The Economist visited a community in Baringo county, Kenya that received GiveDirectly cash transfers. In this article in their Philanthropy Issue, they share the impact that the payments have had on the recipients they met, as well as the scalability and evidence around cash.

Image: Sebastian König

By Avantika Chilkoti
January 10, 2024

There are signs of new wealth all around Baringo county in western Kenya. Water tanks are propped up against corrugated-iron homes. A few young men have bought motorcycles and run a boda-boda taxi service in the area. The local goat market is doing a roaring trade.

This is what happens when GiveDirectly, a New York-based NGO, comes to town. The group puts donations straight into the hands of the poor, using electronic payment services such as m-Pesa, a Kenyan mobile-money system, allowing them to buy goods and services they could not otherwise afford. The organisation identifies needy households using door-to-door interviews, satellite data to spot cheap housing, and artificial intelligence to study mobile-phone usage.

The attraction of GiveDirectly is its scalability. Once payment systems are set up in a community, the charity can ramp up handouts as it sees fit.
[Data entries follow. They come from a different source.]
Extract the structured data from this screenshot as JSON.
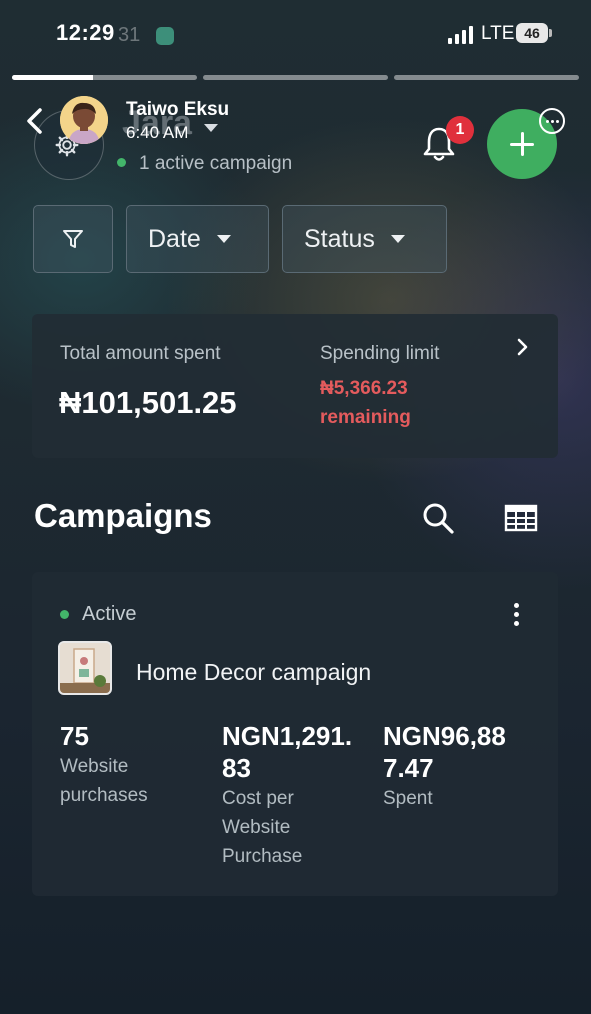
{
  "status_bar": {
    "time": "12:29",
    "time_ghost": "31",
    "network": "LTE",
    "battery": "46"
  },
  "story": {
    "progress": [
      1,
      0,
      0
    ],
    "progress_first_fill": 0.44,
    "account_name": "Taiwo Eksu",
    "posted_time": "6:40 AM"
  },
  "header": {
    "account_title": "Jara",
    "active_campaigns": "1 active campaign",
    "notification_count": "1"
  },
  "filters": {
    "date_label": "Date",
    "status_label": "Status"
  },
  "spend": {
    "total_label": "Total amount spent",
    "total_value": "₦101,501.25",
    "limit_label": "Spending limit",
    "limit_remaining_value": "₦5,366.23",
    "limit_remaining_suffix": "remaining"
  },
  "campaigns": {
    "title": "Campaigns",
    "items": [
      {
        "status": "Active",
        "name": "Home Decor campaign",
        "metrics": [
          {
            "value_lines": [
              "75"
            ],
            "label_lines": [
              "Website",
              "purchases"
            ]
          },
          {
            "value_lines": [
              "NGN1,291.",
              "83"
            ],
            "label_lines": [
              "Cost per",
              "Website",
              "Purchase"
            ]
          },
          {
            "value_lines": [
              "NGN96,88",
              "7.47"
            ],
            "label_lines": [
              "Spent"
            ]
          }
        ]
      }
    ]
  },
  "colors": {
    "accent_green": "#3fae60",
    "status_green": "#43b56a",
    "alert_red": "#e45b5d",
    "badge_red": "#e0303c"
  }
}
GiveDirectly has dished out over $700m since 2009 in poor countries like Kenya, and also in America. Families in Baringo county, for example, have received a total of 110,000 Kenyan shillings ($738) over three transfers, a mighty sum in a country where about a quarter of the population lives on less than $2.15 per day. This simple model is disrupting the traditional charity sector by cutting out the ngo middle man.

Many studies have shown that unconditional cash transfers raise income levels and lead to improvements in other poverty indicators, like health, nutrition and education. The first such study, published in 2016, found that, in homes that received a transfer, the number of children going without food for a day fell by over a third and livestock holdings rose by half. Another study in 2022 led by scholars at the University of California, Berkeley, calculated that, for every $1,000 given to Kenyan households, the surrounding economy grew by $2,500, without significantly pushing up prices in local markets.
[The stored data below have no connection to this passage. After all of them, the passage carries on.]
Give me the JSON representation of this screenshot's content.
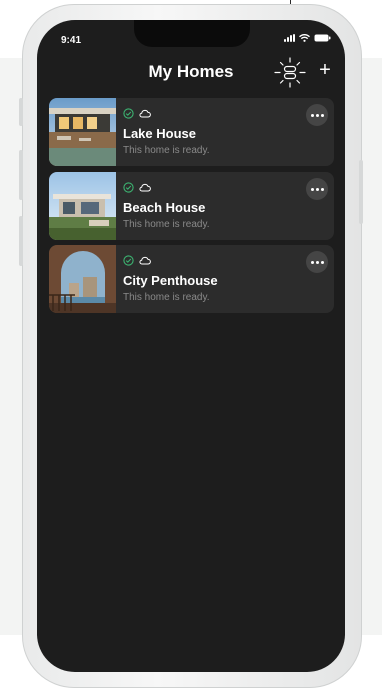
{
  "status_bar": {
    "time": "9:41"
  },
  "header": {
    "title": "My Homes",
    "add_label": "+"
  },
  "homes": [
    {
      "name": "Lake House",
      "status": "This home is ready.",
      "image": "lake-house-photo"
    },
    {
      "name": "Beach House",
      "status": "This home is ready.",
      "image": "beach-house-photo"
    },
    {
      "name": "City Penthouse",
      "status": "This home is ready.",
      "image": "city-penthouse-photo"
    }
  ],
  "colors": {
    "screen_bg": "#1d1d1d",
    "card_bg": "#2c2c2c",
    "ready_green": "#3cb371",
    "muted_text": "#8a8a8a"
  },
  "icons": {
    "header": "hub-device-icon",
    "ready": "check-circle-icon",
    "cloud": "cloud-icon",
    "more": "more-horizontal-icon"
  }
}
There are, of course, risks to free money. GiveDirectly staff call recipients to ask how they are spending it. They keep in touch with village chiefs, who report cases of waste. Where necessary, they organise town-hall meetings to encourage productive uses of the money.

In 2023 GiveDirectly reported that the group’s own staff had stolen $900,000 over six months from one of its projects in the Democratic Republic of the Congo. It changed the rules that had allowed a complex cartel to form within its ranks.

There are also questions of what happens when the handouts stop. Here, the evidence is patchier. But Rory Stewart, a British former MP who used to run GiveDirectly and is now an adviser to it, points out that the protection a vaccination provides against disease diminishes over time, too. That is not an argument against jabs, he argues.

Poor households know they need to make handouts last. In Baringo county, a group of GiveDirectly recipients has started “table banking”. Each puts 3,000 shillings into a kitty every month. Anyone in the group can then borrow. One man took a loan to buy shelves for his store. A woman did so to buy eggs she sold on for a profit. Borrowers are required to return the cash in a month with 10% interest. The group splits the profit. Long after the handouts ended, the community bank continues.

Unconditional cash transfers are not enough on their own. It is no good giving a sick man cash if there is no hospital for him to go to, points out Danny Sriskandarajah, former head of Oxfam GB, an NGO. Donors are right to spend on advocacy, too, given many of the biggest improvements in the lives of the poor are triggered by policy change. “If you believe in the science of delivery, cash is great,” he says. “But if you believe in the art of transformation, it is not enough.”